According to Citi, the sub-maintenance agreement with Cenlar includes other Citi-specific credits and “certain other mortgage rights” that are not sold to New Residential. In addition to the sale of mortgage service rights on approximately $97 billion outstanding principal balance to New Residential, Citi said it has also entered into a separate subserviation agreement with Cenlar, which will effectively terminate Citi`s mortgage service business. The relevant facts are as follows. In 2008, Wright-Patt Financial Group entered into a mortgage subcontract (the “agreement”) with the defendant, Cenlar FSB. doc. #2-1. Wright-Patts successor, plaintiff, myCUmortgage, LLC (“myCU”) and Cenlar amended the agreement in 2011 and again in 2015. Docs. ##2-2, 2-3.

According to myCU, Cenlar violated this agreement in several respects. In January 2017, myCU Cenlar announced that it would authorize the expiry of the agreement on May 31, 2017. According to myCU, according to Investors Savings and Atlantic City Associates, first-party compensation agreements are now categorically excluded as a matter of New Jersey law. Judge Ovington contradicted. She indicated that in gmFS, LLC v. Cenlar FSB, no 18-00582, 2019 WL 165711 (M.D. La. Jan.

9, 2019), the District Court stated that the decisions in both cases “are based on the language of the particular compensation provisions, not on a legal or legal block.” Id. at 5. As none of these provisions reflected “language reflecting the intent to authorize staff compensation,” the Tribunal found that these cases were not “particularly instructive.” Id. at 5 n.5. In GMFS, the Tribunal interpreted exactly the same contractual language in this case. As here, Cenlar was the designated accused. The GMFS court found that language 8.3 c contained a language that reflected the intention to authorize the claims of the first parties. This subsection engages the owner of the loans, Cenlar “directly or indirectly by .

. . any substantial violation of a presentation, warranty or association of the [owner] contained in this agreement. The GMFS court asked “how Cenlar could be held responsible for a third party” directly . . . . resulting from the substantial violation of the owner.

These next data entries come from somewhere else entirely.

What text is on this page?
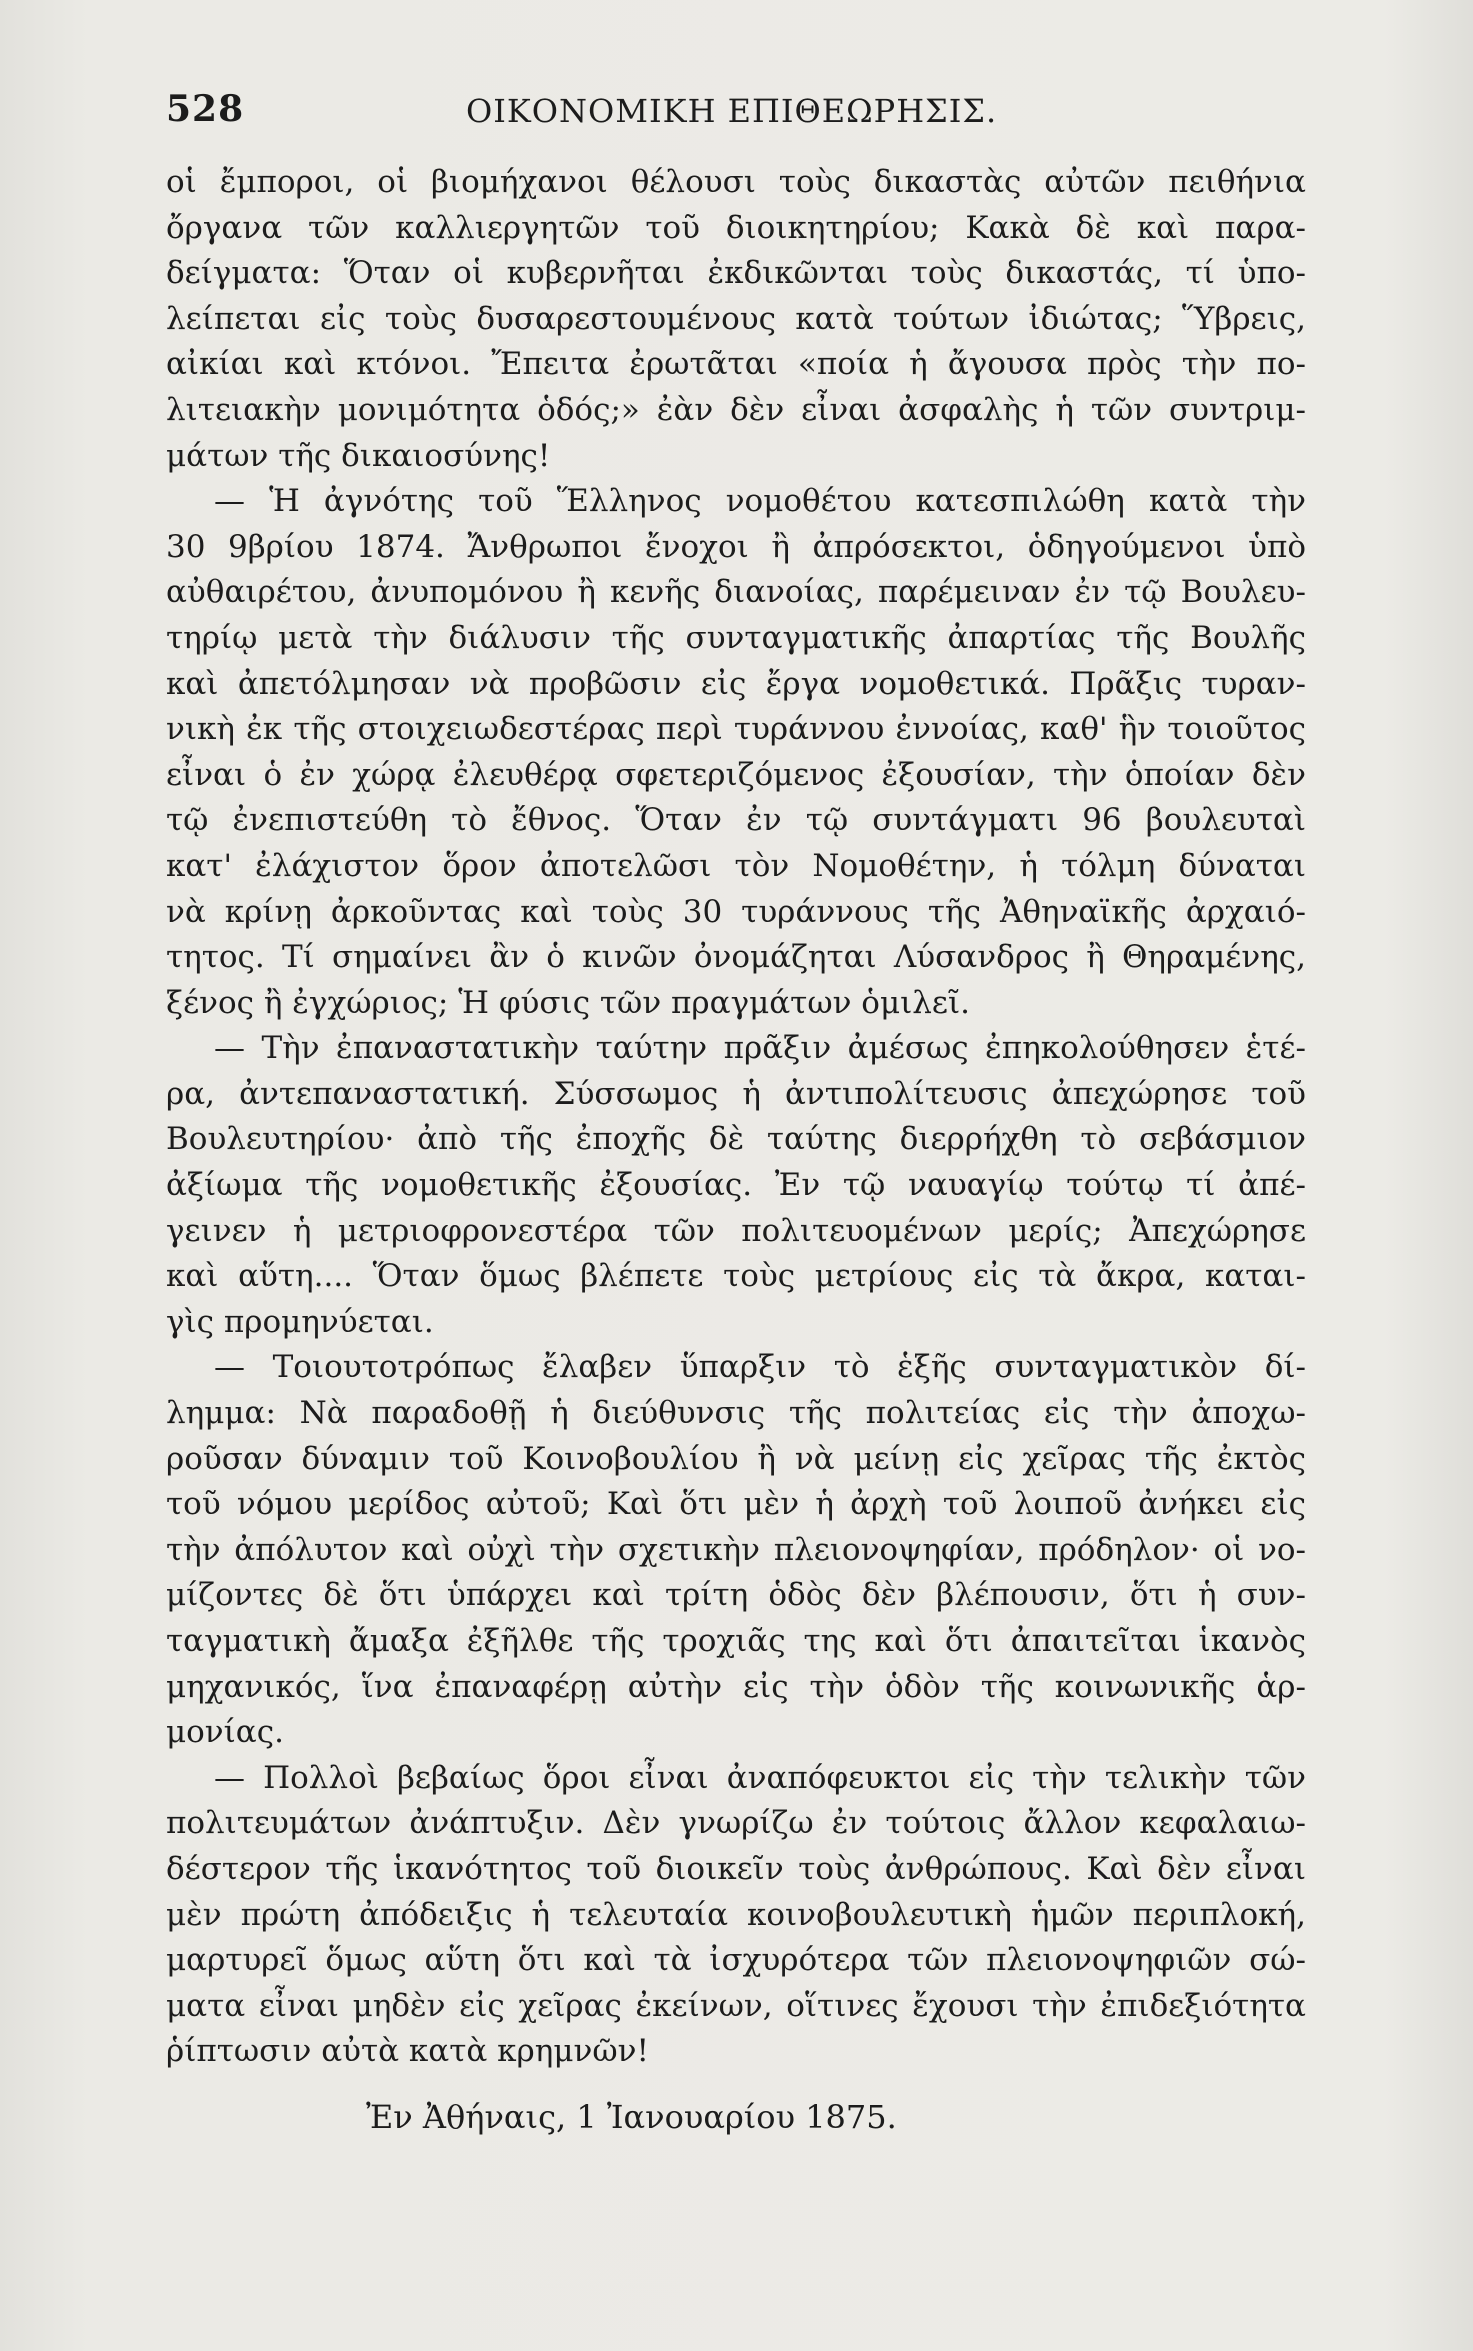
528	ΟΙΚΟΝΟΜΙΚΗ ΕΠΙΘΕΩΡΗΣΙΣ.
οἱ ἔμποροι, οἱ βιομήχανοι θέλουσι τοὺς δικαστὰς αὐτῶν πειθήνια
ὄργανα τῶν καλλιεργητῶν τοῦ διοικητηρίου; Κακὰ δὲ καὶ παρα-
δείγματα: Ὅταν οἱ κυβερνῆται ἐκδικῶνται τοὺς δικαστάς, τί ὑπο-
λείπεται εἰς τοὺς δυσαρεστουμένους κατὰ τούτων ἰδιώτας; Ὕβρεις,
αἰκίαι καὶ κτόνοι. Ἔπειτα ἐρωτᾶται «ποία ἡ ἄγουσα πρὸς τὴν πο-
λιτειακὴν μονιμότητα ὁδός;» ἐὰν δὲν εἶναι ἀσφαλὴς ἡ τῶν συντριμ-
μάτων τῆς δικαιοσύνης!
— Ἡ ἀγνότης τοῦ Ἕλληνος νομοθέτου κατεσπιλώθη κατὰ τὴν
30 9βρίου 1874. Ἄνθρωποι ἔνοχοι ἢ ἀπρόσεκτοι, ὁδηγούμενοι ὑπὸ
αὐθαιρέτου, ἀνυπομόνου ἢ κενῆς διανοίας, παρέμειναν ἐν τῷ Βουλευ-
τηρίῳ μετὰ τὴν διάλυσιν τῆς συνταγματικῆς ἀπαρτίας τῆς Βουλῆς
καὶ ἀπετόλμησαν νὰ προβῶσιν εἰς ἔργα νομοθετικά. Πρᾶξις τυραν-
νικὴ ἐκ τῆς στοιχειωδεστέρας περὶ τυράννου ἐννοίας, καθ' ἣν τοιοῦτος
εἶναι ὁ ἐν χώρᾳ ἐλευθέρᾳ σφετεριζόμενος ἐξουσίαν, τὴν ὁποίαν δὲν
τῷ ἐνεπιστεύθη τὸ ἔθνος. Ὅταν ἐν τῷ συντάγματι 96 βουλευταὶ
κατ' ἐλάχιστον ὅρον ἀποτελῶσι τὸν Νομοθέτην, ἡ τόλμη δύναται
νὰ κρίνῃ ἀρκοῦντας καὶ τοὺς 30 τυράννους τῆς Ἀθηναϊκῆς ἀρχαιό-
τητος. Τί σημαίνει ἂν ὁ κινῶν ὀνομάζηται Λύσανδρος ἢ Θηραμένης,
ξένος ἢ ἐγχώριος; Ἡ φύσις τῶν πραγμάτων ὁμιλεῖ.
— Τὴν ἐπαναστατικὴν ταύτην πρᾶξιν ἀμέσως ἐπηκολούθησεν ἑτέ-
ρα, ἀντεπαναστατική. Σύσσωμος ἡ ἀντιπολίτευσις ἀπεχώρησε τοῦ
Βουλευτηρίου· ἀπὸ τῆς ἐποχῆς δὲ ταύτης διερρήχθη τὸ σεβάσμιον
ἀξίωμα τῆς νομοθετικῆς ἐξουσίας. Ἐν τῷ ναυαγίῳ τούτῳ τί ἀπέ-
γεινεν ἡ μετριοφρονεστέρα τῶν πολιτευομένων μερίς; Ἀπεχώρησε
καὶ αὕτη.... Ὅταν ὅμως βλέπετε τοὺς μετρίους εἰς τὰ ἄκρα, καται-
γὶς προμηνύεται.
— Τοιουτοτρόπως ἔλαβεν ὕπαρξιν τὸ ἑξῆς συνταγματικὸν δί-
λημμα: Νὰ παραδοθῇ ἡ διεύθυνσις τῆς πολιτείας εἰς τὴν ἀποχω-
ροῦσαν δύναμιν τοῦ Κοινοβουλίου ἢ νὰ μείνῃ εἰς χεῖρας τῆς ἐκτὸς
τοῦ νόμου μερίδος αὐτοῦ; Καὶ ὅτι μὲν ἡ ἀρχὴ τοῦ λοιποῦ ἀνήκει εἰς
τὴν ἀπόλυτον καὶ οὐχὶ τὴν σχετικὴν πλειονοψηφίαν, πρόδηλον· οἱ νο-
μίζοντες δὲ ὅτι ὑπάρχει καὶ τρίτη ὁδὸς δὲν βλέπουσιν, ὅτι ἡ συν-
ταγματικὴ ἄμαξα ἐξῆλθε τῆς τροχιᾶς της καὶ ὅτι ἀπαιτεῖται ἱκανὸς
μηχανικός, ἵνα ἐπαναφέρῃ αὐτὴν εἰς τὴν ὁδὸν τῆς κοινωνικῆς ἁρ-
μονίας.
— Πολλοὶ βεβαίως ὅροι εἶναι ἀναπόφευκτοι εἰς τὴν τελικὴν τῶν
πολιτευμάτων ἀνάπτυξιν. Δὲν γνωρίζω ἐν τούτοις ἄλλον κεφαλαιω-
δέστερον τῆς ἱκανότητος τοῦ διοικεῖν τοὺς ἀνθρώπους. Καὶ δὲν εἶναι
μὲν πρώτη ἀπόδειξις ἡ τελευταία κοινοβουλευτικὴ ἡμῶν περιπλοκή,
μαρτυρεῖ ὅμως αὕτη ὅτι καὶ τὰ ἰσχυρότερα τῶν πλειονοψηφιῶν σώ-
ματα εἶναι μηδὲν εἰς χεῖρας ἐκείνων, οἵτινες ἔχουσι τὴν ἐπιδεξιότητα
ῥίπτωσιν αὐτὰ κατὰ κρημνῶν!
Ἐν Ἀθήναις, 1 Ἰανουαρίου 1875.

The GMFS court stated that it “cannot interpret that it would only apply to third-party claims without reading page 8.3 (c) of the agreement.” Id. at 5. In the future, Citi`s private customer service will be maintained by Citi, but will be included in the subserviation contract with Cenlar, meaning that all credits granted to Citi`s private customers will be underfunded by Cenlar. In this case, the court is not obligated to decide whether New Jersey law categorically prohibits first-party compensation agreements. Statements made in The Investor Savings Bank, Atlantic City Associates and up to a degree Travelers Indemnity certainly seem to support a categorical block for such claims. Nevertheless, as the court noted in Travelers Indemnity, such a “sweeping rule” seems to violate New Jersey`s respect for “the ability of the parties to close freely.” 594 F.3d to 255. Instead, the court must consider the language of the contract at issue. Id.

The court must read the compensation provision “as a whole in a fair and common sense manner,” interpret the provision “in plain language” and “avoid ignoring certain words or reading the treaty so that the words “unnecessary” are not used. Id.